We have, in effect, created a new sociological group: The Forgotten Comicists. It's one that never existed before but their numbers have been growing since about the mid 1970's. Before that time, we didn't have the hundreds of people who grew up wanting only to make comics and, if they couldn't do that then they wouldn't do anything. Back in the 1950's and 60's, if you wanted to do that and couldn't (for whatever reason), you went and did something else because you still had to feed and clothe yourself. Not today. We are now seeing an alarming amount of people who refuse to do anything else because this is their dream and who are we to tell them that they can't live their dream? Soon, I expect the American Psychiatric Association to declare this a legitimate mental disorder.
Funny thing is that this isn't all that unusual for creative people and their obsessions. How many times do we hear of actors and actresses who keep trying to land that elusive part that will make their career while they're waiting tables or parking cars? Or that painter who does his 'real' work at night in his studio waiting for that downtown gallery to realize he's a genius and give him that one-man show he deserves? Or the writer chipping away at that Great American Novel because that's his purpose in life even though no one wants to read it?
Truth is that it's not as easy to be a creative person in this world anymore and JUST be creative. There are no more patrons and grants are drying up faster than an ice cold Pepsi in the Sahara. And here's the really hard, painful truth for all of us... there isn't much need for so many creative people. There will always be really successful creative people at the top end. Those actors/writers/painters who make lots of money and live the life. But most of us are going to end up in that middle ground. The one filled with people who might be really good, but just aren't good enough. The place where no matter how hard you work or how many networking connections you make, that role, that gallery show, that book tour, that big time comic assignment, isn't going to happen.
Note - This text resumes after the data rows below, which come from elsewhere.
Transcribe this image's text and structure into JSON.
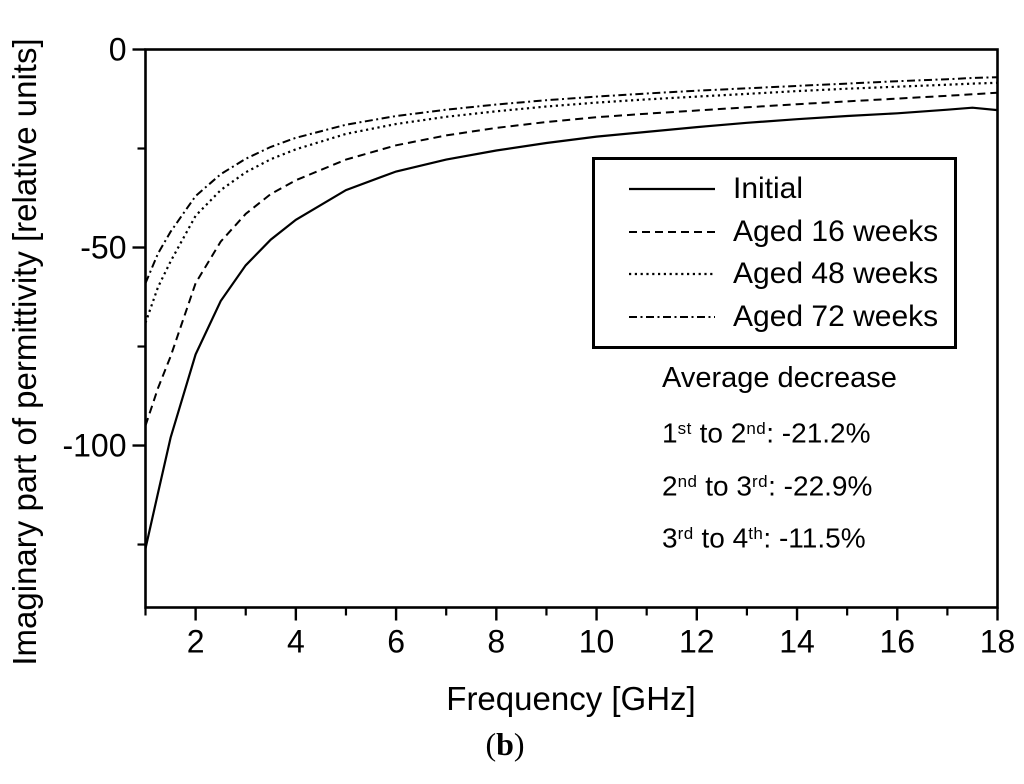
{
  "caption": {
    "open": "(",
    "letter": "b",
    "close": ")"
  },
  "colors": {
    "line": "#000000",
    "background": "#ffffff"
  },
  "chart_data": {
    "type": "line",
    "title": "",
    "xlabel": "Frequency [GHz]",
    "ylabel": "Imaginary part of permittivity [relative units]",
    "xlim": [
      1,
      18
    ],
    "ylim": [
      -140.9,
      0
    ],
    "grid": false,
    "legend_position": "upper right",
    "x_major_ticks": [
      2,
      4,
      6,
      8,
      10,
      12,
      14,
      16,
      18
    ],
    "x_minor_ticks": [
      1,
      3,
      5,
      7,
      9,
      11,
      13,
      15,
      17
    ],
    "y_major_ticks": [
      0,
      -50,
      -100
    ],
    "y_minor_ticks": [
      -25,
      -75,
      -125
    ],
    "x": [
      1,
      1.25,
      1.5,
      2,
      2.5,
      3,
      3.5,
      4,
      5,
      6,
      7,
      8,
      9,
      10,
      11,
      12,
      13,
      14,
      15,
      16,
      17,
      17.5,
      18
    ],
    "series": [
      {
        "name": "Initial",
        "style": "solid",
        "dash": "",
        "width": 2.2,
        "values": [
          -126,
          -112,
          -98,
          -77,
          -63.5,
          -54.5,
          -48,
          -43,
          -35.5,
          -30.8,
          -27.8,
          -25.5,
          -23.6,
          -22,
          -20.8,
          -19.6,
          -18.5,
          -17.6,
          -16.8,
          -16.1,
          -15.2,
          -14.7,
          -15.3
        ]
      },
      {
        "name": "Aged 16 weeks",
        "style": "dashed",
        "dash": "8 5",
        "width": 2,
        "values": [
          -95,
          -85.5,
          -77.5,
          -59,
          -48.5,
          -41.5,
          -36.5,
          -33,
          -27.8,
          -24.2,
          -21.7,
          -19.8,
          -18.3,
          -17.1,
          -16.2,
          -15.4,
          -14.6,
          -13.8,
          -13.1,
          -12.4,
          -11.7,
          -11.3,
          -10.9
        ]
      },
      {
        "name": "Aged 48 weeks",
        "style": "dotted",
        "dash": "2.2 3.6",
        "width": 2.2,
        "values": [
          -69,
          -60,
          -53.5,
          -42,
          -35.5,
          -31,
          -27.7,
          -25.2,
          -21.3,
          -18.8,
          -17,
          -15.6,
          -14.4,
          -13.4,
          -12.6,
          -11.9,
          -11.2,
          -10.5,
          -9.9,
          -9.4,
          -8.9,
          -8.6,
          -8.4
        ]
      },
      {
        "name": "Aged 72 weeks",
        "style": "dash-dot",
        "dash": "8 3.5 2 3.5",
        "width": 2,
        "values": [
          -59,
          -51.5,
          -46,
          -37,
          -31.5,
          -27.6,
          -24.6,
          -22.3,
          -19,
          -16.8,
          -15.2,
          -13.9,
          -12.8,
          -11.9,
          -11.1,
          -10.4,
          -9.8,
          -9.2,
          -8.6,
          -8.0,
          -7.5,
          -7.2,
          -7.0
        ]
      }
    ],
    "annotation": {
      "title": "Average decrease",
      "rows": [
        {
          "a": "1",
          "a_sup": "st",
          "mid": " to ",
          "b": "2",
          "b_sup": "nd",
          "tail": ": -21.2%"
        },
        {
          "a": "2",
          "a_sup": "nd",
          "mid": " to ",
          "b": "3",
          "b_sup": "rd",
          "tail": ": -22.9%"
        },
        {
          "a": "3",
          "a_sup": "rd",
          "mid": " to ",
          "b": "4",
          "b_sup": "th",
          "tail": ": -11.5%"
        }
      ]
    }
  }
}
Maturity, I think, lies in the ability to reach that point of understanding. To objectively look at your work and determine if it should remain the sole focus of your life. No one is saying you should abandon it completely; just the dream of that being your livelihood.
Americans love to say, "Never give up on your dreams." Funny, it's always the ones who succeed that say that. It's not the ones who have failed for the umpteenth time and they don't have the money for rent and the car needs repairs and there's no food in the house. The universe only needs and creates so many Walt Disneys or Henry Fords or even Stan Lees. Most of us will end up being Vince Colletta or, even worse, Ed Wood Jr.
We come to comics or acting or dance or music or writing or art because we love it, because it inspires us to be creative. But, in the end, only so many will go to the show. The rest of us will play out our days in the farm teams of A, AA or (if we're very good) AAA ball. And we'll be let go to try and make our ways the best we can because there's a shiny new crop of youngsters coming off the bus all the time, endlessly feeding the machine.
"No! I am not Prince Hamlet, nor was meant to be;
Am an attendant lord, one that will do
To swell a progress, start a scene or two,
Advise the prince; no doubt, an easy tool,
Deferential, glad to be of use,
Politic, cautious, and meticulous;
Full of high sentence, but a bit obtuse;
At times, almost ridiculous--
Almost, at times, The Fool."
"Love Song of J. Alfred Prufrock." T.S. Eliot
Sorry I wasn't more entertaining today. I'll try better tomorrow.